Se levantó, imitado por la mujer, y le dijo mirándola:
—¿Su amiga piensa que volverá a buscarla?
—Está casi segura —respondió la muchacha—. La lleva en la sangre... ¿Pero cuándo? Eso nunca se sabe...
—¿Le dijo cómo iba vestido?
—Sí. Con la cabeza descubierta y con abrigo. Incluso se sorprendió, pues por lo general siempre llevaba una canadiense y boina.
—¿Llevaba gafas? ¿Un bastón?
—No. Me lo hubiera dicho.
—¿Así que no cojeaba?
—¡Claro que no! —exclamó la joven—, ¡Cricri me lo hubiera dicho!
Vardier frunció las cejas. Comenzaba a ver claro. ¿El bastón? Una estratagema clásica para transformar la silueta, para que dieran falsas descripciones si se producía algún problema, para inducir en error a sus socios. Dijo, apropiándose de un mendrugo abandonado en un mantel:
—¿Sabe su amiga que ha venido usted a verme?

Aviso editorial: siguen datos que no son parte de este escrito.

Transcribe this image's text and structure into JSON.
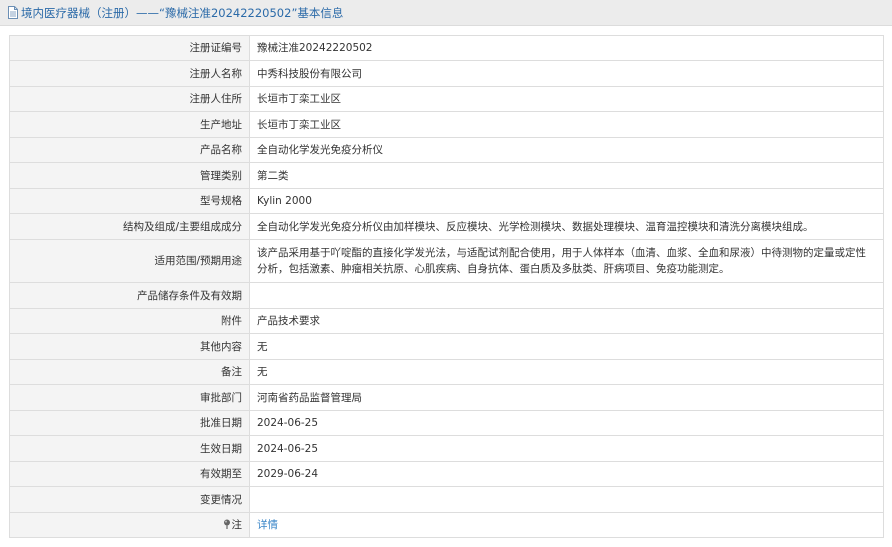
{
  "header": {
    "title": "境内医疗器械（注册）——“豫械注准20242220502”基本信息",
    "icon": "document-icon"
  },
  "rows": [
    {
      "key": "reg-number",
      "label": "注册证编号",
      "value": "豫械注准20242220502"
    },
    {
      "key": "registrant-name",
      "label": "注册人名称",
      "value": "中秀科技股份有限公司"
    },
    {
      "key": "registrant-address",
      "label": "注册人住所",
      "value": "长垣市丁栾工业区"
    },
    {
      "key": "production-address",
      "label": "生产地址",
      "value": "长垣市丁栾工业区"
    },
    {
      "key": "product-name",
      "label": "产品名称",
      "value": "全自动化学发光免疫分析仪"
    },
    {
      "key": "management-class",
      "label": "管理类别",
      "value": "第二类"
    },
    {
      "key": "model-spec",
      "label": "型号规格",
      "value": "Kylin 2000"
    },
    {
      "key": "structure-composition",
      "label": "结构及组成/主要组成成分",
      "value": "全自动化学发光免疫分析仪由加样模块、反应模块、光学检测模块、数据处理模块、温育温控模块和清洗分离模块组成。"
    },
    {
      "key": "intended-use",
      "label": "适用范围/预期用途",
      "value": "该产品采用基于吖啶酯的直接化学发光法，与适配试剂配合使用，用于人体样本（血清、血浆、全血和尿液）中待测物的定量或定性分析，包括激素、肿瘤相关抗原、心肌疾病、自身抗体、蛋白质及多肽类、肝病项目、免疫功能测定。"
    },
    {
      "key": "storage-conditions",
      "label": "产品储存条件及有效期",
      "value": ""
    },
    {
      "key": "attachment",
      "label": "附件",
      "value": "产品技术要求"
    },
    {
      "key": "other-content",
      "label": "其他内容",
      "value": "无"
    },
    {
      "key": "remarks",
      "label": "备注",
      "value": "无"
    },
    {
      "key": "approval-dept",
      "label": "审批部门",
      "value": "河南省药品监督管理局"
    },
    {
      "key": "approval-date",
      "label": "批准日期",
      "value": "2024-06-25"
    },
    {
      "key": "effective-date",
      "label": "生效日期",
      "value": "2024-06-25"
    },
    {
      "key": "expiry-date",
      "label": "有效期至",
      "value": "2029-06-24"
    },
    {
      "key": "change-history",
      "label": "变更情况",
      "value": ""
    }
  ],
  "note_row": {
    "label": "注",
    "icon": "pin-icon",
    "link": "详情"
  },
  "colors": {
    "title_text": "#2b6aa8",
    "title_bg": "#ececec",
    "label_bg": "#f4f4f4",
    "border": "#dddddd",
    "link": "#3a86c8"
  }
}
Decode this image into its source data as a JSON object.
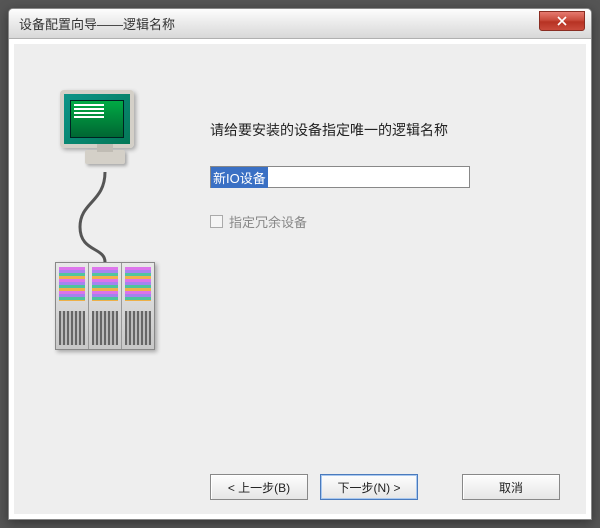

La mujer tuvo un sobresalto.
—¿Está bromeando? ¿Piensa que tengo ganas de que esos rufianes se enteren y me conviertan en un colador? No. Nadie lo sabe. Y sólo le pido una cosa: no verme mezclada en todo esto. No quiero recompensa ni nada que se le parezca. Detengan al Pirao, es lo único que me interesa.
Con un gesto maquinal, Vardier se llevó el mendrugo a la boca y comenzó a roerlo. ¡Eso era típico de las mujeres! Mientras el Nizardo vivía estaba dispuesta a engañarle con cualquiera. Incluso con un polizonte. Y ahora... En todo caso, si el soplo era bueno, el Pirao estaba listo. Sólo se trataba de una cuestión de tiempo y de escondite. Apostando permanentemente algunos hombres ante el bar, le echarían el guante. Vardier se encogió de hombros. Como todo el mundo, aquel asesino tenía sus debilidades. Y, en su caso, la debilidad se llamaba Cricri. Para otros...
—¿Cómo se llama el bar? —preguntó, arrojando el mendrugo en una mesa.
—La Sauce, en la calle Montparnasse —respondió ella—. Está abierto toda la noche.
—Ya sé cuál es —declaró Muffieux—. Incluso conozco al gerente.
Vardier, que comenzaba a escrutar a la mujer con ojos golosos, aconsejó sin volverse:
—Muy bien, tú regresa a la brigada y ponles al corriente. Yo...
Llevó una sonrisa seductora a sus labios y prosiguió, acariciándose la mejilla:
—...voy a afeitarme... y a acompañar a la señora, si ella me lo permite.
Los ojos de la muchacha pestañearon ante la mirada dominadora de Vardier. Su pecho se hinchó. Y le devolvió la sonrisa.
De una pieza, Muffieux contempló cómo se alejaban hacia la salida.